Using California state health records, Risch and his colleagues collected data on 19,710 families in which a child with ASD was born between 1990 and 2003. These subjects were matched with 36,215 control families, whose children do not have ASD. When they looked at birthing records and birth order, they found a reluctance to have subsequent children a full one-third less often. This was further bolstered by families whose ASD-affected children were not their first-born.

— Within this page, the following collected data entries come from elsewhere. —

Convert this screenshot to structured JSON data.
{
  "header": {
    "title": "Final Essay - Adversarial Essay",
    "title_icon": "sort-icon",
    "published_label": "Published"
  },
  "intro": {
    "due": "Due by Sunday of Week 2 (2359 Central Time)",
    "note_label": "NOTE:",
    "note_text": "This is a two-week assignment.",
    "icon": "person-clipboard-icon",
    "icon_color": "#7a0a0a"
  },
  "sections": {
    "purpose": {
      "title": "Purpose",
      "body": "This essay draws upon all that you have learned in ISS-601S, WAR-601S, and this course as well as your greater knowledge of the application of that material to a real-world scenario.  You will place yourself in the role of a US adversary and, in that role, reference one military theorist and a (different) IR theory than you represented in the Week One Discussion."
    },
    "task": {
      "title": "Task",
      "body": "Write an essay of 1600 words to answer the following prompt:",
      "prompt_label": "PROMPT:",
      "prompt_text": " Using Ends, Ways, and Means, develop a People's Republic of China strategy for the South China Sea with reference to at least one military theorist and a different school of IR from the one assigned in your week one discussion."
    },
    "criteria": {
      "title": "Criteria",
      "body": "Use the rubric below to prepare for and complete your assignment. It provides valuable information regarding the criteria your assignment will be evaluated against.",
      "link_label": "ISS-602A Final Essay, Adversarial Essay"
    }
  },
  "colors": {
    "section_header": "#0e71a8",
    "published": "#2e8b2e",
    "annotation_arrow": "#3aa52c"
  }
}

Here, the effect was the same, signaling an active decision — not a reproductive problem — that led to reproductive stoppage.

Conversely, when this phenomenon was taken into account, the likelihood parents had another child increased dramatically — a jump from 8.7 percent for full siblings and 3.2 for half-siblings, up to 10.1 percent and 4.8 percent, respectively. Importantly, Risch points out, this means that the genes that predispose a child to ASD aren’t passed through families nearly as often. But there’s a critical hole in this logic: ASD diagnoses aren’t declining. They’re increasing — fast.

The Centers for Disease Control and Prevention reports that ASD diagnoses have risen consistently since the year 2000, when the prevalence hovered around one in 150 children. By 2010, however, the rate had jumped to one in 68. Boys are especially prone to ASD compared to girls, at one in every 44 boys versus one in 189 girls. Prior research has discovered that roughly 20 percent of the known factors associated with autism are genetic. Unfortunately, the majority, some combination of environmental and lifestyle factors, are not.

"ASD has an important genetic component, which should be diminishing over time due to this reduction in childbearing," Risch said. "Yet over the past several decades, the incidence of ASD has risen dramatically." Why, exactly, this is happening is perhaps the greatest mystery surrounding ASD. Science has proposed a raft of theories to explain the trend, from air pollution to the use of steroids during pregnancy. The leading cause, sadly, remains unknown.

"Unfortunately, we still don't know what causes autism, or which specific conditions make it more likely," said co-author and epidemiologist Dr. Lisa Croen. "We are hoping that further research will enable us to identify both effective treatment strategies and, ultimately, modifiable causes of the disorder, so parents won't have to curtail their families for fear of having another affected child."